Pesca na baía – primeiros passos

Há duas semanas, um grupo de verdadeiros pescadores esportivos realizou, a partir de Itacuruçá, O primeiro Desafio de pesca em caiaque. O evento foi um grande sucesso, em termos de movimentação do turismo fora da alta temporada. Nas palavras de seus organizadores: “Foi uma festa bonita, com contratempos, mas graças a Deus ficou tudo dentro da ordem. Fizemos um trabalho de conscientização com relação a espécie e tamanho de peixe, limpeza na praia  (distribuição de sacolas para recolher o lixo. O melhor de tudo conseguimos mais de meia tonelada de alimentos não perecíveis para uma instituição apadrinhada pela prefeitura,  mesmo não tendo apoio da prefeitura.”  

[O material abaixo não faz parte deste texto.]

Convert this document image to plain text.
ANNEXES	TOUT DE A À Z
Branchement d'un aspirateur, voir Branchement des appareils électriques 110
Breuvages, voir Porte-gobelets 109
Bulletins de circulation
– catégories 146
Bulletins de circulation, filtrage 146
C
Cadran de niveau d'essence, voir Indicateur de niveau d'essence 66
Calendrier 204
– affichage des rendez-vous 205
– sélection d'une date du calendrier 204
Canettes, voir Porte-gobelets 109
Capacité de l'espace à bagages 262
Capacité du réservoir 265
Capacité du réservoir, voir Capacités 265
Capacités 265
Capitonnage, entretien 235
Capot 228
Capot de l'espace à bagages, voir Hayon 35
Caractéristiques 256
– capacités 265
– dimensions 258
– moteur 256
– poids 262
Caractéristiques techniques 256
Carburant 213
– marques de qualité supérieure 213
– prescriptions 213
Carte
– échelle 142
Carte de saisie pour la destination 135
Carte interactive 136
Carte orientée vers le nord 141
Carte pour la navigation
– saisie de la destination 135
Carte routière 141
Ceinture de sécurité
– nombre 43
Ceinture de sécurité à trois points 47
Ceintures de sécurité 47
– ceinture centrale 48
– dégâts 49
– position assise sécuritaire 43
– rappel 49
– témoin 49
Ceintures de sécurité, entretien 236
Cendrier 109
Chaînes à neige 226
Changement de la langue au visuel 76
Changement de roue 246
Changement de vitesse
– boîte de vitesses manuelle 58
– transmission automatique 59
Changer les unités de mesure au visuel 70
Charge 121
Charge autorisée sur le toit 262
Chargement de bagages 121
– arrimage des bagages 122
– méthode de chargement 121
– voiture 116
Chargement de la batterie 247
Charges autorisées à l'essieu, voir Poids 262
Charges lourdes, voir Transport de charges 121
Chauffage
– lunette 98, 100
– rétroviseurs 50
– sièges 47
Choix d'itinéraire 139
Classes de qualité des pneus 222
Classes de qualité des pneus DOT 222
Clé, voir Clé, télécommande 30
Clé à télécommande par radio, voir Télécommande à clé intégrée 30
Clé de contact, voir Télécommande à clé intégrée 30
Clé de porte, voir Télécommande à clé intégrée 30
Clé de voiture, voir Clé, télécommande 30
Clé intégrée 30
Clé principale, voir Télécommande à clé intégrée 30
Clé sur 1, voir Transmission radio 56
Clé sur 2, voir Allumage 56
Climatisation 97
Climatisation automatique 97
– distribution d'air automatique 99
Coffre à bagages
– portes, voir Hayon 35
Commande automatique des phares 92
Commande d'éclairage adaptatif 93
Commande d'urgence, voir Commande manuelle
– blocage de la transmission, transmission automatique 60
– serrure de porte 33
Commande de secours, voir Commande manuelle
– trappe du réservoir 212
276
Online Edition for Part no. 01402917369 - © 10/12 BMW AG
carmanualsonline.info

Pesca na baía – o caminho a seguir

O principal destino turístico brasileiro para a pesca amadora é o pantanal matogrossense. O Pantanal tem suas regras próprias a fim de preservar os recursos pesqueiros, que devem ser respeitadas pelos pescadores. Até o final de fevereiro, por exemplo, é permitida somente a prática do pesque e solte. A partir do dia 1.º de março, os peixes podem ser levados para casa, desde que respeitadas algumas normas. Uma delas é a quantidade que cada pescador pode pegar, no máximo dez quilos de peixe mais um exemplar de outro. Outra regra é em relação ao tamanho mínimo dos peixes. O dourado, por exemplo, deve ter, no mínimo, 55 centímetros; o pacu, 45; o pintado, 80 e o barbado, 60 centímetros. Se não tiverem essas medidas mínimas devem ser soltos. Para pescar no Pantanal é preciso ter a Autorização Ambiental para Pesca Desportiva. (Fonte: Governo do Mato Grosso)

Non sense

Se você tem sobrenome “Santos”, parabéns pelo dia de ontem. Afinal, ontem foi “dia de todos os Santos”.